Spilling The Beans - Healthy , Protein Packed Three Bean Rice Pilaf
Today was the last day of school for the kids I always have mixed feelings about it, glad that its summer break but fear the fact that kids are growing up faster than I would want them too and then one day move out to college, technically that's a long time away but still its a constant reminder to make the best use of time when they are around.

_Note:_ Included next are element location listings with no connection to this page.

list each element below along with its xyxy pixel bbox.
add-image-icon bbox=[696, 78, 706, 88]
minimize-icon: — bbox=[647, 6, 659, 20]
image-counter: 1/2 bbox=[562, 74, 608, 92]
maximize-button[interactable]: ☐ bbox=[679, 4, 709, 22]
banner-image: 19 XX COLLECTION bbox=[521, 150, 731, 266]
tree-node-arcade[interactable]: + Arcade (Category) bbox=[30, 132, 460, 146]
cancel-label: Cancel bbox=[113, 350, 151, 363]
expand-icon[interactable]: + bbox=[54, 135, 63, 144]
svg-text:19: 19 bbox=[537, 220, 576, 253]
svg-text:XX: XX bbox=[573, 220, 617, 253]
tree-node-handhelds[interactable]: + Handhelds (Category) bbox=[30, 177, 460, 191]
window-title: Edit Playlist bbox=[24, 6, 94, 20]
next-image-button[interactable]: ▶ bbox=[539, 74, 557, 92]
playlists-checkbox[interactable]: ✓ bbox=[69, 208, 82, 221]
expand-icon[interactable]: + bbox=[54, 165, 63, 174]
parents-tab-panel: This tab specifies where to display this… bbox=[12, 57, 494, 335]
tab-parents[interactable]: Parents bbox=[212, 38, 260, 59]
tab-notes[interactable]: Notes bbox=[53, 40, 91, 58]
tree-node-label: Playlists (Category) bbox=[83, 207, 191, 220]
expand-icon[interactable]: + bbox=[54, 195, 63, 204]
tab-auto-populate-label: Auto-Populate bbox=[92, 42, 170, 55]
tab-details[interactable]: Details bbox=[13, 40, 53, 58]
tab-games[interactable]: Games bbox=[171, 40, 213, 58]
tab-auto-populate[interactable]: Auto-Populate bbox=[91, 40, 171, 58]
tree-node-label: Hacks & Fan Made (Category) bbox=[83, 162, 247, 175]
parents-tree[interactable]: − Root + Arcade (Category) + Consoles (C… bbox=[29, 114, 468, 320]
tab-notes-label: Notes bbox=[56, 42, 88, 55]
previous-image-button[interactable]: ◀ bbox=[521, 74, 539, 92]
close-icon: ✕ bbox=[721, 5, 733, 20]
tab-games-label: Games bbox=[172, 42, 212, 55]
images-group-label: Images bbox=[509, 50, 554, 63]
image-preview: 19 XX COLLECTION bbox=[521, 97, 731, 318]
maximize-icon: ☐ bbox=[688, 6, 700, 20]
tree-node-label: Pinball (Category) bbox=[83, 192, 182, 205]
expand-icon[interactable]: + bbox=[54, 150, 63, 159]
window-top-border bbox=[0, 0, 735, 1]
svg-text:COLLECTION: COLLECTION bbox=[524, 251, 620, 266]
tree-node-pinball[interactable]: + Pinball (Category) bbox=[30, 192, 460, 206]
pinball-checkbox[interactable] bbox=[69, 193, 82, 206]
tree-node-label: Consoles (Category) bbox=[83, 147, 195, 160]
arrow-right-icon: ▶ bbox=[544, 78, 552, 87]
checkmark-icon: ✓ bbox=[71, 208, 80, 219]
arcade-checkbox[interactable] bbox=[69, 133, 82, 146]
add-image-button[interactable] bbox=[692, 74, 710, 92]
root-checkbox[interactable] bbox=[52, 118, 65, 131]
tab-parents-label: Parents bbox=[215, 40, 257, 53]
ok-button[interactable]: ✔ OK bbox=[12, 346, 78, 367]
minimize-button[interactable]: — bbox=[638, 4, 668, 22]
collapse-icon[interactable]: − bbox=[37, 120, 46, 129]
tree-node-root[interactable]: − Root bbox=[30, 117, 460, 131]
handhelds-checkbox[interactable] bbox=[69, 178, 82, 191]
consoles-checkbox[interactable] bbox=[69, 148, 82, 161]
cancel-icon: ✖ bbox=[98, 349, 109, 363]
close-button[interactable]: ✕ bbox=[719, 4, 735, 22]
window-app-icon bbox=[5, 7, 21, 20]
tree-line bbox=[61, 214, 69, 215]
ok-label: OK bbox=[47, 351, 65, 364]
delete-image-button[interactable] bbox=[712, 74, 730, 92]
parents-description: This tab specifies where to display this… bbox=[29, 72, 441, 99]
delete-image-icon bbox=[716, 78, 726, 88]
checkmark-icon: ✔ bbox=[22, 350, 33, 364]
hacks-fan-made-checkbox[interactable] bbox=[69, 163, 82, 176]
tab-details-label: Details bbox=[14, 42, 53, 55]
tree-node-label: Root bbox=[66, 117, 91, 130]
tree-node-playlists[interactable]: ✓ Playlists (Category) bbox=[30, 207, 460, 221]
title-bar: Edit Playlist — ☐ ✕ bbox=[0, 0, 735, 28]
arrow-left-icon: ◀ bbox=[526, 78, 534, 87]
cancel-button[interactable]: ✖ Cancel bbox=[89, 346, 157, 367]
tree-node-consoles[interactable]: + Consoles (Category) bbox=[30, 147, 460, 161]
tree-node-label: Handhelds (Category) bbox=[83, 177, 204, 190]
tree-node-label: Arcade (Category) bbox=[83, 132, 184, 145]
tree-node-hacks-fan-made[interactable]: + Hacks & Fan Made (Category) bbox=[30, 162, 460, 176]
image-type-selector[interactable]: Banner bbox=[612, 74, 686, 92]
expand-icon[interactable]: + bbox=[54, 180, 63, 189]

Today's recipe is inspired after my visit to Costco , I rarely buy food from Costco it just seems too much for a family of four. The fact I stumble to temptation and buy food results in throwing out which I am seriously against. Anyways long story short ended up buying the sprouted three beans mix, its a mix of Moong dal,adzuki and lentils, loved the fact that these beans have been sprouted which makes is very easy to use since they get tenderize in less than 15 minutes. I can totally see myself finishing the packet or I hope so ...
Ingredients
1 cup basmati rice
1 cup mixed beans ( soaked for about 15 minutes)
1 cup of mixed vegetables chopped finely ( I used peas& carrot, can add cauliflower florets,potatoes etc..)
1 red onion finely diced
cup of diced almonds ( substitute with cashews or other nuts of your choice)
For seasoning/thadka
1 tbsp. olive oil
1 cinnamon stick
Few bay leaves
6-8 cloves
Few cardamom pods
½ tsp. fennel seeds
½ tsp. ginger garlic paste (optional)
½ tsp. ghee/ clarified butter ( I know ,I know it’s supposed to be a healthy recipe)
salt according to taste
Beans before and after being soaked in warm water for 15 minutes.
Process
1. Soak bean mix in water for about 15 minutes
2. While bean are being soaked, heat a pan add tbsp of ghee and 1 tbsp of oil and when oil get warm add all the seasoning ingredients and saute for few minutes, you can smell the aroma from the seasoning.
3. Add onions and saute till they turn golden brown.
4. Now add peas and carrot ,soaked beans and rice, mix well till every rice grain is well coated.
5. Add salt and now transfer the mixture into a rice cooker, add one and half cups of water and allow to cook.
Once cooked serve hot with
Raita, I really loved the texture and flavor it was just plain delicious.
You can substitute quinoa for rice and it will make for an excellent healthier version of the same.